Il caso
Dopo 10 anni tutti assolti per i fanghi dell’Aseco di Ginosa
Ex amministratori e dirigenti Aqp erano accusati di illecito smaltimento di rifiuti nell’impianto di compostaggio (poi sequestrato)
TARANTO - Il fatto non sussiste. È la formula con cui il tribunale di Taranto ha assolto sei imputati tra ex amministratori e dirigenti di Acquedotto Pugliese e di società controllate, finiti a processo con l’accusa di aver smaltito illegalmente e rivenduto come compostaggio per l’agricoltura, rifiuti speciali destinati alla discarica. Un verdetto che arriva a distanza di 10 anni dai primi sequestri.
A giudizio erano finiti due ex amministratori dell’Acquedotto Pugliese, Ivo Monteforte (in carica fino al 2012 e difeso dall’avvocato Pasquale Annicchiarico) e Gioacchino Maselli (dal 2013 al 2014, assistito dai legali Alessandro Amato e Rosario Cristini) che con altri dirigenti di Aqp e di società facenti capo (Pura Depurazione e Aseco) avevano, secondo la procura ionica, gestito illecitamente 28mila tonnellate tra il 2012 e il 2013, smaltendoli e trattandoli per convertirli in compost, da rivendere poi come fertilizzante in agricoltura e giardinaggio.

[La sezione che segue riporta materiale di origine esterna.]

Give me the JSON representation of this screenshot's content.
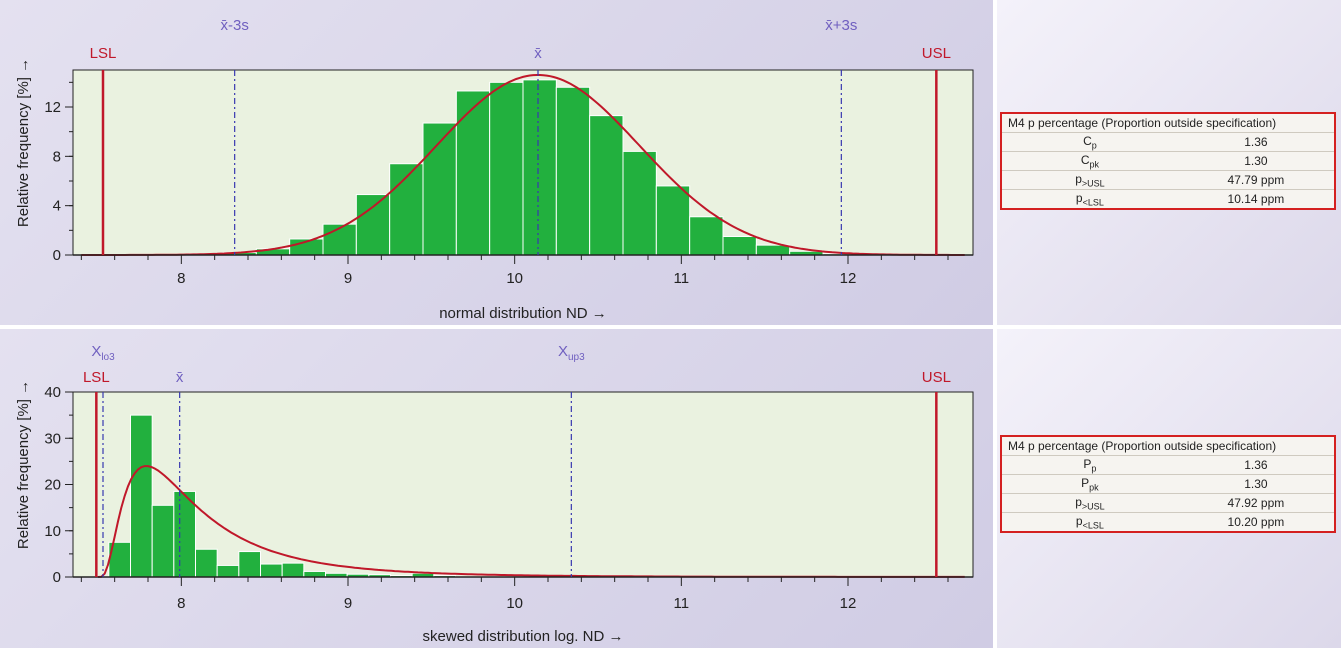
{
  "colors": {
    "bar": "#22b03e",
    "bar_stroke": "#ffffff",
    "curve": "#c0182a",
    "spec_line": "#c0182a",
    "stat_line": "#3838b0",
    "plot_bg": "#eaf2e0",
    "panel_bg": "#dad6ea",
    "spec_label": "#c0182a",
    "stat_label": "#7060c0"
  },
  "chart_data": [
    {
      "type": "bar",
      "title": "",
      "xlabel": "normal distribution  ND →",
      "ylabel": "Relative frequency  [%] →",
      "xlim": [
        7.35,
        12.75
      ],
      "ylim": [
        0,
        15
      ],
      "xticks": [
        8,
        9,
        10,
        11,
        12
      ],
      "yticks": [
        0,
        4,
        8,
        12
      ],
      "grid": false,
      "bin_width": 0.2,
      "bins": [
        {
          "x": 8.15,
          "value": 0.1
        },
        {
          "x": 8.35,
          "value": 0.2
        },
        {
          "x": 8.55,
          "value": 0.5
        },
        {
          "x": 8.75,
          "value": 1.3
        },
        {
          "x": 8.95,
          "value": 2.5
        },
        {
          "x": 9.15,
          "value": 4.9
        },
        {
          "x": 9.35,
          "value": 7.4
        },
        {
          "x": 9.55,
          "value": 10.7
        },
        {
          "x": 9.75,
          "value": 13.3
        },
        {
          "x": 9.95,
          "value": 14.0
        },
        {
          "x": 10.15,
          "value": 14.2
        },
        {
          "x": 10.35,
          "value": 13.6
        },
        {
          "x": 10.55,
          "value": 11.3
        },
        {
          "x": 10.75,
          "value": 8.4
        },
        {
          "x": 10.95,
          "value": 5.6
        },
        {
          "x": 11.15,
          "value": 3.1
        },
        {
          "x": 11.35,
          "value": 1.5
        },
        {
          "x": 11.55,
          "value": 0.8
        },
        {
          "x": 11.75,
          "value": 0.3
        },
        {
          "x": 11.95,
          "value": 0.1
        }
      ],
      "curve": {
        "kind": "normal",
        "mean": 10.14,
        "sd": 0.61,
        "peak": 14.6,
        "x_range": [
          7.4,
          12.7
        ]
      },
      "spec_lines": [
        {
          "label": "LSL",
          "x": 7.53
        },
        {
          "label": "USL",
          "x": 12.53
        }
      ],
      "stat_lines": [
        {
          "label": "x̄-3s",
          "x": 8.32,
          "label_row": "top"
        },
        {
          "label": "x̄",
          "x": 10.14,
          "label_row": "mid"
        },
        {
          "label": "x̄+3s",
          "x": 11.96,
          "label_row": "top"
        }
      ]
    },
    {
      "type": "bar",
      "title": "",
      "xlabel": "skewed distribution  log. ND →",
      "ylabel": "Relative frequency  [%] →",
      "xlim": [
        7.35,
        12.75
      ],
      "ylim": [
        0,
        40
      ],
      "xticks": [
        8,
        9,
        10,
        11,
        12
      ],
      "yticks": [
        0,
        10,
        20,
        30,
        40
      ],
      "grid": false,
      "bin_width": 0.13,
      "bins": [
        {
          "x": 7.63,
          "value": 7.5
        },
        {
          "x": 7.76,
          "value": 35.0
        },
        {
          "x": 7.89,
          "value": 15.5
        },
        {
          "x": 8.02,
          "value": 18.5
        },
        {
          "x": 8.15,
          "value": 6.0
        },
        {
          "x": 8.28,
          "value": 2.5
        },
        {
          "x": 8.41,
          "value": 5.5
        },
        {
          "x": 8.54,
          "value": 2.8
        },
        {
          "x": 8.67,
          "value": 3.0
        },
        {
          "x": 8.8,
          "value": 1.2
        },
        {
          "x": 8.93,
          "value": 0.8
        },
        {
          "x": 9.06,
          "value": 0.6
        },
        {
          "x": 9.19,
          "value": 0.5
        },
        {
          "x": 9.32,
          "value": 0.3
        },
        {
          "x": 9.45,
          "value": 0.8
        },
        {
          "x": 9.58,
          "value": 0.3
        }
      ],
      "curve": {
        "kind": "lognormal",
        "start": 7.5,
        "mode": 7.79,
        "peak": 24.0,
        "x_range": [
          7.5,
          12.7
        ]
      },
      "spec_lines": [
        {
          "label": "LSL",
          "x": 7.49
        },
        {
          "label": "USL",
          "x": 12.53
        }
      ],
      "stat_lines": [
        {
          "label": "X",
          "sub": "lo3",
          "x": 7.53,
          "label_row": "top"
        },
        {
          "label": "x̄",
          "x": 7.99,
          "label_row": "mid"
        },
        {
          "label": "X",
          "sub": "up3",
          "x": 10.34,
          "label_row": "top"
        }
      ]
    }
  ],
  "tables": [
    {
      "header": "M4  p percentage (Proportion outside specification)",
      "rows": [
        {
          "label": "C",
          "sub": "p",
          "value": "1.36"
        },
        {
          "label": "C",
          "sub": "pk",
          "value": "1.30"
        },
        {
          "label": "p",
          "sub": ">USL",
          "value": "47.79 ppm"
        },
        {
          "label": "p",
          "sub": "<LSL",
          "value": "10.14 ppm"
        }
      ]
    },
    {
      "header": "M4  p percentage (Proportion outside specification)",
      "rows": [
        {
          "label": "P",
          "sub": "p",
          "value": "1.36"
        },
        {
          "label": "P",
          "sub": "pk",
          "value": "1.30"
        },
        {
          "label": "p",
          "sub": ">USL",
          "value": "47.92 ppm"
        },
        {
          "label": "p",
          "sub": "<LSL",
          "value": "10.20 ppm"
        }
      ]
    }
  ]
}
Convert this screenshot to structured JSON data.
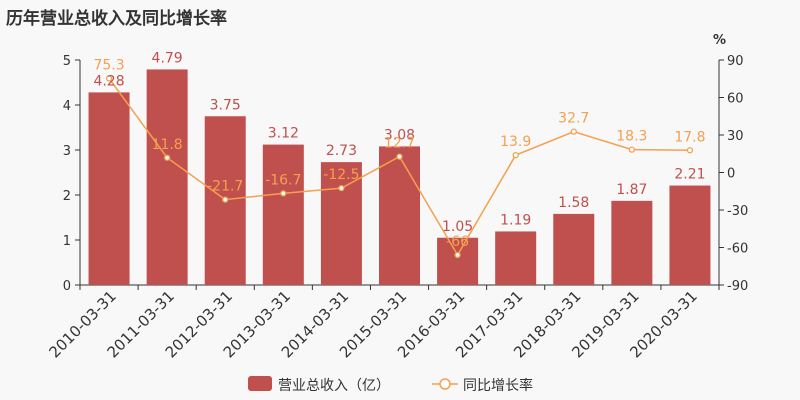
{
  "title": "历年营业总收入及同比增长率",
  "chart_data": {
    "type": "bar",
    "categories": [
      "2010-03-31",
      "2011-03-31",
      "2012-03-31",
      "2013-03-31",
      "2014-03-31",
      "2015-03-31",
      "2016-03-31",
      "2017-03-31",
      "2018-03-31",
      "2019-03-31",
      "2020-03-31"
    ],
    "series": [
      {
        "name": "营业总收入（亿）",
        "type": "bar",
        "axis": "left",
        "color": "#c0504d",
        "label_color": "#c0504d",
        "values": [
          4.28,
          4.79,
          3.75,
          3.12,
          2.73,
          3.08,
          1.05,
          1.19,
          1.58,
          1.87,
          2.21
        ],
        "labels": [
          "4.28",
          "4.79",
          "3.75",
          "3.12",
          "2.73",
          "3.08",
          "1.05",
          "1.19",
          "1.58",
          "1.87",
          "2.21"
        ]
      },
      {
        "name": "同比增长率",
        "type": "line",
        "axis": "right",
        "color": "#f5a050",
        "values": [
          75.3,
          11.8,
          -21.7,
          -16.7,
          -12.5,
          12.7,
          -66,
          13.9,
          32.7,
          18.3,
          17.8
        ],
        "labels": [
          "75.3",
          "11.8",
          "-21.7",
          "-16.7",
          "-12.5",
          "12.7",
          "-66",
          "13.9",
          "32.7",
          "18.3",
          "17.8"
        ]
      }
    ],
    "y_left": {
      "ylim": [
        0,
        5
      ],
      "ticks": [
        "0",
        "1",
        "2",
        "3",
        "4",
        "5"
      ]
    },
    "y_right": {
      "ylim": [
        -90,
        90
      ],
      "unit": "%",
      "ticks": [
        "-90",
        "-60",
        "-30",
        "0",
        "30",
        "60",
        "90"
      ]
    },
    "legend": "bottom-center",
    "grid": false
  }
}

Assolti da ogni accusa anche l’ex direttore generale di Aqp, Massimiliano Bianco (assistito dall’avvocato Maria Gabriella Mastrolia), l’ex direttore industriale di Pura Depurazione (confluita poi in Aqp) Massimiliano Baldini e Mauro Spagnoletta legale rappresentate della società che faceva capo ad Acquedotto Pugliese (entrambi difesi dall’avvocato Massimo Leccese) e l’ex amministratore della Aseco, Vincenzo Romano (difeso dall’avvocato Giuseppe Modesti).

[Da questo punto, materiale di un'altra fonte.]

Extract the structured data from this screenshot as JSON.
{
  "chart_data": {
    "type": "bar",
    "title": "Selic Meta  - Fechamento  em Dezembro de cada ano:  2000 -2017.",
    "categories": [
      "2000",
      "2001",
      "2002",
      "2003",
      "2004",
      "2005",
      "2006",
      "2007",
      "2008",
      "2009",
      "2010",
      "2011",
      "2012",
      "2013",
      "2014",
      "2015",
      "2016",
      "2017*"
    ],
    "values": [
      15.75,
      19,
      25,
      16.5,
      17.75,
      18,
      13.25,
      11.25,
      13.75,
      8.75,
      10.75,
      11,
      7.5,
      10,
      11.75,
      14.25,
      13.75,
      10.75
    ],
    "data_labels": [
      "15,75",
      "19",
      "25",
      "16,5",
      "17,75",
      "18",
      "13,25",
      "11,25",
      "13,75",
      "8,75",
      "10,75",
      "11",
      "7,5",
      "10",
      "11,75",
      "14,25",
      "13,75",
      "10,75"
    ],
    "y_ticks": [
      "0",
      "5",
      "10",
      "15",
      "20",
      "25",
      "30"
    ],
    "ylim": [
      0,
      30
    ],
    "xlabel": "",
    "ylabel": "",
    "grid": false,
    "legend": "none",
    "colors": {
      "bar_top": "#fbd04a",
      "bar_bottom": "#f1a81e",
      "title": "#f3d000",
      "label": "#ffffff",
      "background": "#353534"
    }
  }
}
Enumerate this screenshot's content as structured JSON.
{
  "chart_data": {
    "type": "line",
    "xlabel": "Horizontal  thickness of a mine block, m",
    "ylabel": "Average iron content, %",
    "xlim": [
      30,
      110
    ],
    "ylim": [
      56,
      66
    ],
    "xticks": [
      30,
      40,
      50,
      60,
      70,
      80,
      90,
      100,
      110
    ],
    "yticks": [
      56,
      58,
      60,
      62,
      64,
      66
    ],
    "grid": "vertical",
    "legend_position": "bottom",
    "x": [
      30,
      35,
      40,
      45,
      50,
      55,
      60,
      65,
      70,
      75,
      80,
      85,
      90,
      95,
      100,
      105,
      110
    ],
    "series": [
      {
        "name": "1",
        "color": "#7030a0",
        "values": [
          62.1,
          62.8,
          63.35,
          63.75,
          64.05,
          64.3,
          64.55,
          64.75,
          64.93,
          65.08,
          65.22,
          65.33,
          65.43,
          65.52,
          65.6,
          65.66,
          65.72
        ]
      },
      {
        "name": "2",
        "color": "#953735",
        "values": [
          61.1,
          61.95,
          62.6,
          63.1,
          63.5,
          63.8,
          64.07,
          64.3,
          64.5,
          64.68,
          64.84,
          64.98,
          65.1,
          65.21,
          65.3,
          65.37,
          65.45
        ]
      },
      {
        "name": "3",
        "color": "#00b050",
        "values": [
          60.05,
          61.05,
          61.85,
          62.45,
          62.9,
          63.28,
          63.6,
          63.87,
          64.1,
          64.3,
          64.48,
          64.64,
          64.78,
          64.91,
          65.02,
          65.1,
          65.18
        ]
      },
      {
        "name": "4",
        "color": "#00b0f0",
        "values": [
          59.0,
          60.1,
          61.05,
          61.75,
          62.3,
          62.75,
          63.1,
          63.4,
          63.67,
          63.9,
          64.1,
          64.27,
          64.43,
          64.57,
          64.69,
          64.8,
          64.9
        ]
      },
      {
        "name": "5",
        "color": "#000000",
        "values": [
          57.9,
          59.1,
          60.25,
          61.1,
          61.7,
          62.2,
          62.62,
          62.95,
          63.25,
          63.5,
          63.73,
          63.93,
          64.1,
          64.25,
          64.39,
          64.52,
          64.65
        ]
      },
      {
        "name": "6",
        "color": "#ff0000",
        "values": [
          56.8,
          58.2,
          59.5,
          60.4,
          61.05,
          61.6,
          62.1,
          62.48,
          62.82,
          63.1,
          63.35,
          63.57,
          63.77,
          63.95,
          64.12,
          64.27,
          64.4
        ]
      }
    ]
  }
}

L’inchiesta culminò nel 2014 con il sequestro dei fanghi trattati nell’impianto dell’Aseco, a Ginosa Marina: l’accusa mossa dalla Direzione distrettuale antimafia di Lecce, che aveva coordinato l’inchiesta dei carabinieri del Noe, era che in quei materiali prodotti dalle acque reflue dei depuratori di diversi comuni pugliesi, confluissero anche scarichi industriali e artigianali - per stessa ammissione di Acquedotto Pugliese, in una lettera del 2014 indirizzata a tutte le procure pugliesi - con conseguente presenza di «elevate concentrazioni di metalli» e idrocarburi totali non conformi alla normativa e, dunque, non commercializzabili in agricoltura o giardinaggio.
A Vincenzo Romano, ex amministratore unico dell’Aseco, la procura aveva contestato di aver regalato e venduto tra il 2012 e il 2013 a 52 aziende agricole, l’«ammendante» (Acm) prodotto da Aseco e di averne ricavato un profitto che andava oltre i 100mila euro. Il processo, però, ha evidentemente ritenuto le accuse infondate: il collegio presieduto dal magistrato Elvia Di Roma ha, infatti, ritenuto validi gli elementi presentati dai difensori e assolto da tutte le accuse gli imputati.